I was advised by the HV at the time to slowly cut down the milk by an ounce each night then once she keeps hearing that sound of an empty bottle she should adjust to the lower amounts of milk. Once it's finished it's finished, no topping up. It's supposed to make them realise it's not worth their while getting up for a sip of milk. Then after that it's just water only. Worked great for me and after a while even the water wasn't asked for.

PotolBabu · 29/05/2019 11:10

Cold turkey. It’s way too confusing otherwise. Sometimes she gets milk. Sometimes she doesn’t. Is she a good weight? A few days of poor eating won’t hurt her. She’s not a baby. The problem is that if she is drinking 3 bottles overnight why would she eat in the day time?
I offered water in a cup and patted. Took 2 nights and that was it. You’ll never break the cycle otherwise so now is a good time as any.

stucknoue · 29/05/2019 12:00

I breastfed, so cut down to nights only (and I mean all night) around 17 months I think it was then after a couple of weeks went cold turkey over a bank holiday, dh got up to dd and the only drink on offer was water. (She already was having soppy cups with milk at bedtime before I refused her)

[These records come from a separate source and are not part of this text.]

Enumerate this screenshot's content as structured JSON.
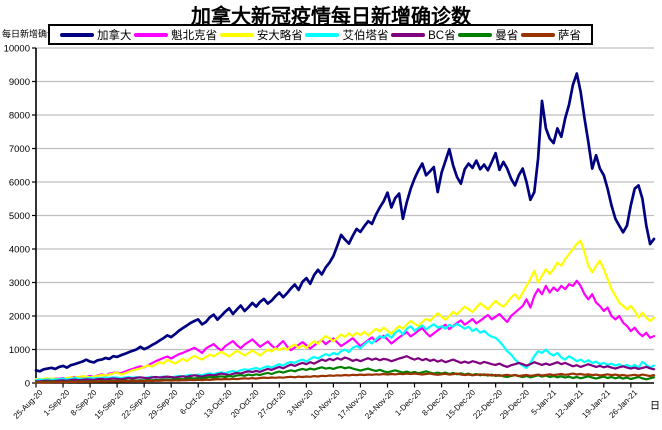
{
  "title": "加拿大新冠疫情每日新增确诊数",
  "y_axis_title": "每日新增确诊",
  "x_axis_title": "日",
  "colors": {
    "background": "#ffffff",
    "axis": "#000000",
    "gridline": "#bfbfbf",
    "tick_label": "#000000",
    "legend_border": "#000000"
  },
  "chart_data": {
    "type": "line",
    "title": "加拿大新冠疫情每日新增确诊数",
    "xlabel": "日",
    "ylabel": "每日新增确诊",
    "ylim": [
      0,
      10000
    ],
    "y_tick_step": 1000,
    "grid": "horizontal",
    "legend_position": "top",
    "x_tick_interval_days": 7,
    "x_tick_labels": [
      "25-Aug-20",
      "1-Sep-20",
      "8-Sep-20",
      "15-Sep-20",
      "22-Sep-20",
      "29-Sep-20",
      "6-Oct-20",
      "13-Oct-20",
      "20-Oct-20",
      "27-Oct-20",
      "3-Nov-20",
      "10-Nov-20",
      "17-Nov-20",
      "24-Nov-20",
      "1-Dec-20",
      "8-Dec-20",
      "15-Dec-20",
      "22-Dec-20",
      "29-Dec-20",
      "5-Jan-21",
      "12-Jan-21",
      "19-Jan-21",
      "26-Jan-21"
    ],
    "series": [
      {
        "id": "canada",
        "name": "加拿大",
        "color": "#000080",
        "stroke_width": 2.7,
        "values": [
          380,
          350,
          410,
          430,
          455,
          420,
          480,
          510,
          460,
          530,
          560,
          600,
          640,
          695,
          640,
          615,
          680,
          700,
          745,
          720,
          800,
          780,
          830,
          870,
          915,
          960,
          1000,
          1080,
          1010,
          1060,
          1130,
          1190,
          1270,
          1340,
          1420,
          1370,
          1460,
          1560,
          1640,
          1710,
          1790,
          1850,
          1900,
          1750,
          1820,
          1960,
          2040,
          1890,
          2010,
          2130,
          2230,
          2060,
          2190,
          2310,
          2150,
          2260,
          2390,
          2280,
          2420,
          2510,
          2370,
          2460,
          2590,
          2700,
          2560,
          2680,
          2820,
          2940,
          2780,
          3020,
          3130,
          2960,
          3220,
          3380,
          3240,
          3450,
          3600,
          3790,
          4100,
          4420,
          4280,
          4160,
          4390,
          4600,
          4510,
          4680,
          4830,
          4750,
          5020,
          5240,
          5420,
          5685,
          5240,
          5520,
          5655,
          4900,
          5400,
          5800,
          6100,
          6350,
          6550,
          6200,
          6320,
          6445,
          5700,
          6280,
          6620,
          6980,
          6500,
          6150,
          5950,
          6380,
          6550,
          6420,
          6640,
          6380,
          6520,
          6350,
          6600,
          6860,
          6360,
          6600,
          6400,
          6100,
          5900,
          6200,
          6400,
          6000,
          5470,
          5700,
          6700,
          8420,
          7600,
          7300,
          7160,
          7600,
          7350,
          7900,
          8300,
          8900,
          9240,
          8700,
          7900,
          7200,
          6400,
          6800,
          6400,
          6200,
          5800,
          5300,
          4900,
          4700,
          4500,
          4700,
          5300,
          5800,
          5900,
          5500,
          4700,
          4150,
          4300
        ]
      },
      {
        "id": "quebec",
        "name": "魁北克省",
        "color": "#FF00FF",
        "stroke_width": 2.2,
        "values": [
          95,
          110,
          88,
          120,
          105,
          140,
          128,
          150,
          132,
          160,
          178,
          145,
          170,
          190,
          205,
          180,
          230,
          260,
          216,
          280,
          300,
          315,
          290,
          340,
          385,
          420,
          460,
          500,
          470,
          530,
          590,
          650,
          700,
          750,
          790,
          730,
          800,
          860,
          900,
          950,
          1000,
          1050,
          980,
          900,
          1030,
          1100,
          1160,
          1050,
          970,
          1100,
          1180,
          1250,
          1130,
          1040,
          1150,
          1220,
          1300,
          1190,
          1080,
          1160,
          1240,
          1120,
          1030,
          1150,
          1250,
          1090,
          980,
          1060,
          1140,
          1220,
          1130,
          1030,
          1120,
          1210,
          1280,
          1160,
          1250,
          1330,
          1210,
          1100,
          1180,
          1260,
          1340,
          1220,
          1100,
          1190,
          1280,
          1360,
          1240,
          1330,
          1410,
          1300,
          1180,
          1270,
          1360,
          1440,
          1520,
          1390,
          1470,
          1560,
          1640,
          1500,
          1390,
          1480,
          1570,
          1660,
          1740,
          1610,
          1700,
          1790,
          1870,
          1740,
          1820,
          1910,
          1780,
          1860,
          1950,
          2030,
          1900,
          1980,
          2060,
          1930,
          1820,
          2000,
          2100,
          2200,
          2300,
          2500,
          2250,
          2600,
          2800,
          2650,
          2900,
          2700,
          2850,
          2750,
          2900,
          2800,
          2950,
          2900,
          3050,
          2900,
          2650,
          2500,
          2650,
          2400,
          2300,
          2150,
          2250,
          2000,
          1900,
          2000,
          1800,
          1700,
          1550,
          1650,
          1500,
          1400,
          1500,
          1350,
          1400
        ]
      },
      {
        "id": "ontario",
        "name": "安大略省",
        "color": "#FFFF00",
        "stroke_width": 2.2,
        "values": [
          115,
          105,
          125,
          140,
          118,
          130,
          112,
          130,
          150,
          170,
          155,
          185,
          200,
          190,
          170,
          185,
          215,
          240,
          220,
          255,
          280,
          315,
          250,
          290,
          335,
          375,
          410,
          435,
          478,
          525,
          490,
          554,
          625,
          580,
          700,
          640,
          580,
          650,
          720,
          655,
          740,
          810,
          750,
          700,
          780,
          850,
          790,
          870,
          930,
          860,
          790,
          880,
          960,
          900,
          820,
          890,
          970,
          900,
          820,
          910,
          1000,
          940,
          1040,
          980,
          1050,
          990,
          1090,
          1150,
          1050,
          1120,
          1050,
          1150,
          1250,
          1170,
          1300,
          1400,
          1330,
          1250,
          1350,
          1450,
          1380,
          1480,
          1400,
          1500,
          1430,
          1530,
          1420,
          1520,
          1620,
          1540,
          1650,
          1560,
          1470,
          1590,
          1700,
          1620,
          1750,
          1850,
          1770,
          1700,
          1820,
          1920,
          1850,
          1970,
          2080,
          1980,
          1890,
          2000,
          2120,
          2050,
          2170,
          2280,
          2200,
          2120,
          2250,
          2380,
          2300,
          2200,
          2330,
          2450,
          2350,
          2280,
          2400,
          2550,
          2650,
          2500,
          2700,
          2900,
          3100,
          3350,
          3000,
          3200,
          3400,
          3250,
          3400,
          3600,
          3500,
          3700,
          3850,
          4000,
          4150,
          4250,
          3900,
          3500,
          3300,
          3500,
          3650,
          3400,
          3100,
          2800,
          2600,
          2400,
          2300,
          2200,
          2300,
          2150,
          1950,
          2100,
          1950,
          1850,
          1950
        ]
      },
      {
        "id": "alberta",
        "name": "艾伯塔省",
        "color": "#00FFFF",
        "stroke_width": 2.2,
        "values": [
          85,
          100,
          92,
          110,
          95,
          105,
          115,
          130,
          110,
          125,
          145,
          135,
          120,
          140,
          150,
          135,
          155,
          145,
          165,
          150,
          170,
          160,
          145,
          165,
          180,
          155,
          175,
          165,
          150,
          170,
          185,
          160,
          175,
          190,
          180,
          170,
          190,
          210,
          195,
          220,
          240,
          225,
          250,
          230,
          270,
          290,
          260,
          300,
          320,
          290,
          330,
          360,
          330,
          380,
          410,
          390,
          420,
          450,
          410,
          470,
          500,
          460,
          520,
          560,
          520,
          590,
          630,
          600,
          660,
          700,
          640,
          720,
          780,
          730,
          800,
          860,
          820,
          900,
          850,
          950,
          1000,
          920,
          1050,
          1100,
          1040,
          1150,
          1250,
          1180,
          1300,
          1400,
          1350,
          1455,
          1350,
          1500,
          1580,
          1450,
          1620,
          1690,
          1560,
          1640,
          1720,
          1600,
          1680,
          1755,
          1650,
          1700,
          1620,
          1740,
          1680,
          1760,
          1700,
          1620,
          1680,
          1550,
          1620,
          1500,
          1560,
          1450,
          1380,
          1350,
          1240,
          1100,
          950,
          850,
          700,
          600,
          520,
          450,
          600,
          800,
          950,
          900,
          1000,
          880,
          820,
          900,
          760,
          700,
          800,
          730,
          650,
          700,
          620,
          680,
          600,
          640,
          560,
          600,
          540,
          580,
          520,
          560,
          500,
          540,
          480,
          540,
          460,
          630,
          540,
          470,
          520
        ]
      },
      {
        "id": "bc",
        "name": "BC省",
        "color": "#800080",
        "stroke_width": 2.2,
        "values": [
          55,
          48,
          62,
          70,
          58,
          66,
          75,
          82,
          70,
          90,
          100,
          85,
          95,
          110,
          100,
          90,
          115,
          125,
          105,
          120,
          135,
          125,
          110,
          130,
          148,
          135,
          155,
          170,
          155,
          140,
          165,
          180,
          160,
          175,
          190,
          175,
          160,
          185,
          200,
          180,
          210,
          230,
          210,
          190,
          220,
          245,
          225,
          255,
          280,
          260,
          240,
          274,
          300,
          280,
          320,
          350,
          325,
          360,
          330,
          380,
          420,
          390,
          440,
          480,
          440,
          500,
          550,
          510,
          560,
          600,
          560,
          620,
          580,
          640,
          700,
          660,
          720,
          680,
          740,
          700,
          760,
          720,
          660,
          700,
          650,
          700,
          740,
          690,
          730,
          680,
          720,
          700,
          650,
          690,
          730,
          760,
          800,
          740,
          700,
          740,
          680,
          720,
          660,
          700,
          640,
          680,
          620,
          660,
          700,
          650,
          600,
          640,
          600,
          650,
          620,
          580,
          630,
          600,
          560,
          540,
          580,
          520,
          480,
          530,
          560,
          600,
          560,
          520,
          560,
          620,
          580,
          540,
          580,
          540,
          580,
          620,
          560,
          600,
          550,
          500,
          530,
          480,
          520,
          560,
          520,
          480,
          510,
          470,
          500,
          460,
          430,
          470,
          500,
          460,
          430,
          460,
          420,
          450,
          480,
          440,
          410
        ]
      },
      {
        "id": "manitoba",
        "name": "曼省",
        "color": "#008000",
        "stroke_width": 2.2,
        "values": [
          35,
          28,
          40,
          33,
          45,
          38,
          30,
          42,
          35,
          48,
          40,
          52,
          45,
          55,
          48,
          58,
          50,
          62,
          54,
          66,
          58,
          70,
          60,
          75,
          65,
          80,
          72,
          85,
          75,
          90,
          80,
          95,
          85,
          100,
          110,
          95,
          110,
          125,
          110,
          130,
          145,
          130,
          150,
          135,
          160,
          180,
          160,
          185,
          200,
          180,
          210,
          190,
          220,
          240,
          215,
          250,
          230,
          260,
          240,
          275,
          300,
          270,
          310,
          340,
          310,
          350,
          380,
          350,
          390,
          420,
          390,
          430,
          400,
          440,
          470,
          430,
          450,
          420,
          460,
          480,
          440,
          470,
          430,
          400,
          370,
          400,
          430,
          390,
          360,
          390,
          350,
          320,
          350,
          380,
          340,
          310,
          340,
          300,
          330,
          290,
          320,
          350,
          310,
          280,
          310,
          280,
          310,
          270,
          300,
          260,
          290,
          250,
          280,
          240,
          270,
          230,
          260,
          220,
          250,
          210,
          240,
          200,
          180,
          210,
          240,
          210,
          180,
          210,
          170,
          200,
          230,
          190,
          220,
          180,
          210,
          170,
          200,
          160,
          190,
          150,
          180,
          140,
          170,
          200,
          160,
          130,
          160,
          190,
          150,
          180,
          140,
          170,
          130,
          160,
          120,
          150,
          180,
          140,
          110,
          140,
          170
        ]
      },
      {
        "id": "saskatchewan",
        "name": "萨省",
        "color": "#993300",
        "stroke_width": 2.2,
        "values": [
          15,
          22,
          18,
          25,
          20,
          28,
          24,
          30,
          25,
          35,
          28,
          38,
          32,
          40,
          35,
          45,
          38,
          48,
          42,
          52,
          45,
          55,
          48,
          58,
          50,
          62,
          55,
          65,
          58,
          68,
          60,
          72,
          65,
          75,
          80,
          70,
          82,
          75,
          88,
          80,
          92,
          85,
          95,
          88,
          100,
          92,
          105,
          115,
          108,
          120,
          110,
          125,
          115,
          130,
          140,
          128,
          145,
          132,
          150,
          160,
          148,
          165,
          155,
          170,
          158,
          175,
          185,
          170,
          190,
          180,
          195,
          185,
          205,
          195,
          215,
          205,
          225,
          215,
          230,
          220,
          240,
          228,
          245,
          235,
          250,
          238,
          255,
          245,
          260,
          250,
          270,
          255,
          270,
          258,
          275,
          262,
          280,
          268,
          285,
          270,
          255,
          270,
          285,
          260,
          245,
          260,
          275,
          250,
          265,
          280,
          255,
          240,
          255,
          230,
          245,
          260,
          235,
          250,
          225,
          240,
          215,
          230,
          245,
          220,
          235,
          210,
          225,
          240,
          215,
          230,
          250,
          225,
          240,
          260,
          235,
          250,
          270,
          245,
          260,
          280,
          255,
          270,
          245,
          260,
          235,
          250,
          225,
          240,
          260,
          235,
          250,
          225,
          240,
          215,
          230,
          245,
          220,
          250,
          230,
          210,
          235
        ]
      }
    ]
  }
}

FurrySlipperBoots · 30/05/2019 12:12

Why on earth did the health visitor say not to water it down? Yes of course with an infant you shouldn't do that, but a toddler of 22 months? She doesn't need the calories. If anything, drinking too much milk through the night is probably filling her up to the point she's not eating enough varied foods during the day!

At times you're worried about her getting enough to eat, through teething etc, you can always offer her milk during the day (in a cup, or frozen into lollies) but disassociate it with comfort and falling asleep.

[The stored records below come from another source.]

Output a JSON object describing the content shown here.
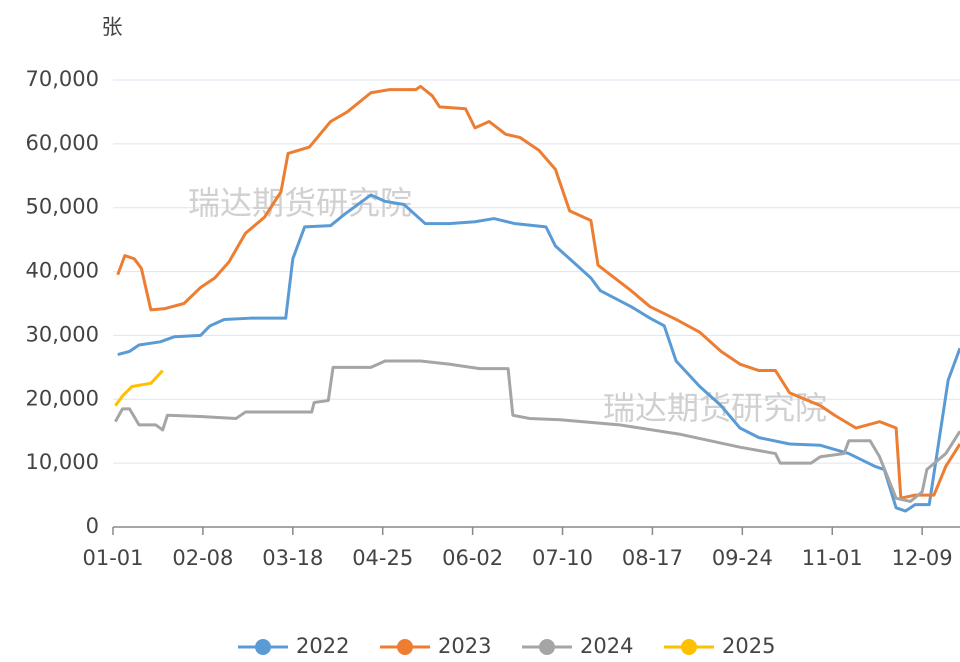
{
  "chart_data": {
    "type": "line",
    "y_unit": "张",
    "annotations": [
      "瑞达期货研究院",
      "瑞达期货研究院"
    ],
    "xlim": [
      0,
      358
    ],
    "xticks": [
      {
        "value": 0,
        "label": "01-01"
      },
      {
        "value": 38,
        "label": "02-08"
      },
      {
        "value": 76,
        "label": "03-18"
      },
      {
        "value": 114,
        "label": "04-25"
      },
      {
        "value": 152,
        "label": "06-02"
      },
      {
        "value": 190,
        "label": "07-10"
      },
      {
        "value": 228,
        "label": "08-17"
      },
      {
        "value": 266,
        "label": "09-24"
      },
      {
        "value": 304,
        "label": "11-01"
      },
      {
        "value": 342,
        "label": "12-09"
      }
    ],
    "ylim": [
      0,
      70000
    ],
    "yticks": [
      0,
      {
        "value": 10000,
        "label": "10,000"
      },
      {
        "value": 20000,
        "label": "20,000"
      },
      {
        "value": 30000,
        "label": "30,000"
      },
      {
        "value": 40000,
        "label": "40,000"
      },
      {
        "value": 50000,
        "label": "50,000"
      },
      {
        "value": 60000,
        "label": "60,000"
      },
      {
        "value": 70000,
        "label": "70,000"
      }
    ],
    "grid": true,
    "legend": "bottom",
    "series": [
      {
        "name": "2022",
        "color": "#5b9bd5",
        "x": [
          2,
          7,
          11,
          20,
          26,
          37,
          41,
          47,
          58,
          73,
          76,
          81,
          92,
          98,
          109,
          115,
          123,
          132,
          142,
          153,
          161,
          170,
          183,
          187,
          193,
          202,
          206,
          219,
          227,
          233,
          238,
          248,
          257,
          265,
          273,
          286,
          299,
          311,
          322,
          326,
          331,
          335,
          339,
          345,
          353,
          358
        ],
        "values": [
          27000,
          27500,
          28500,
          29000,
          29800,
          30000,
          31500,
          32500,
          32700,
          32700,
          42000,
          47000,
          47200,
          49000,
          52000,
          51000,
          50500,
          47500,
          47500,
          47800,
          48300,
          47500,
          47000,
          44000,
          42000,
          39000,
          37000,
          34500,
          32700,
          31500,
          26000,
          22000,
          19000,
          15500,
          14000,
          13000,
          12800,
          11500,
          9500,
          9000,
          3000,
          2500,
          3500,
          3500,
          23000,
          28000
        ]
      },
      {
        "name": "2023",
        "color": "#ed7d31",
        "x": [
          2,
          5,
          9,
          12,
          16,
          22,
          30,
          37,
          43,
          49,
          56,
          64,
          71,
          74,
          83,
          92,
          99,
          109,
          117,
          128,
          130,
          135,
          138,
          149,
          153,
          159,
          166,
          172,
          180,
          187,
          193,
          202,
          205,
          212,
          219,
          227,
          238,
          248,
          257,
          265,
          273,
          280,
          286,
          299,
          305,
          314,
          324,
          331,
          333,
          339,
          347,
          352,
          358
        ],
        "values": [
          39500,
          42500,
          42000,
          40500,
          34000,
          34200,
          35000,
          37500,
          39000,
          41500,
          46000,
          48500,
          52500,
          58500,
          59500,
          63500,
          65000,
          68000,
          68500,
          68500,
          69000,
          67500,
          65800,
          65500,
          62500,
          63500,
          61500,
          61000,
          59000,
          56000,
          49500,
          48000,
          41000,
          39000,
          37000,
          34500,
          32500,
          30500,
          27500,
          25500,
          24500,
          24500,
          21000,
          19000,
          17500,
          15500,
          16500,
          15500,
          4500,
          5000,
          5000,
          9500,
          13000
        ]
      },
      {
        "name": "2024",
        "color": "#a5a5a5",
        "x": [
          1,
          4,
          7,
          11,
          18,
          21,
          23,
          37,
          52,
          56,
          75,
          84,
          85,
          91,
          93,
          109,
          115,
          130,
          142,
          155,
          167,
          169,
          176,
          189,
          214,
          240,
          265,
          280,
          282,
          295,
          299,
          309,
          311,
          320,
          324,
          331,
          337,
          342,
          344,
          352,
          358
        ],
        "values": [
          16500,
          18500,
          18500,
          16000,
          16000,
          15200,
          17500,
          17300,
          17000,
          18000,
          18000,
          18000,
          19500,
          19800,
          25000,
          25000,
          26000,
          26000,
          25500,
          24800,
          24800,
          17500,
          17000,
          16800,
          16000,
          14500,
          12500,
          11500,
          10000,
          10000,
          11000,
          11500,
          13500,
          13500,
          11000,
          4500,
          4000,
          5500,
          9000,
          11500,
          15000
        ]
      },
      {
        "name": "2025",
        "color": "#ffc000",
        "x": [
          1,
          4,
          8,
          16,
          21
        ],
        "values": [
          19000,
          20500,
          22000,
          22500,
          24500
        ]
      }
    ]
  }
}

StraffeHendrik · 30/05/2019 16:08

We had this problem and decided we needed to sort dinner first, so we could be more confident refusing milk in the night (to not feel bad that she was hungry, as she was a very poor eater in the evenings).

We cut out all daytime milk so she'd be hungry for dinner, and brought in a fixed routine (one episode of Clangers after nursery, then dinner directly after - so she knew it was coming up at the emd of clangers).

Another thing that helped get her on board with eating was giving her binary choices for dinner (sandwich or pasta, cheese or ham, etc).

I know it's difficult when you are worried they are relying on the milk for calories, as being hungry doesn't help with either behaviour or sleep. But you have to break the cycle or you will be getting up in the night for ever!

After a few days she ate much more dinner, then we started very consistently not giving milk at night wakings, just cuddles. Worked in a few days.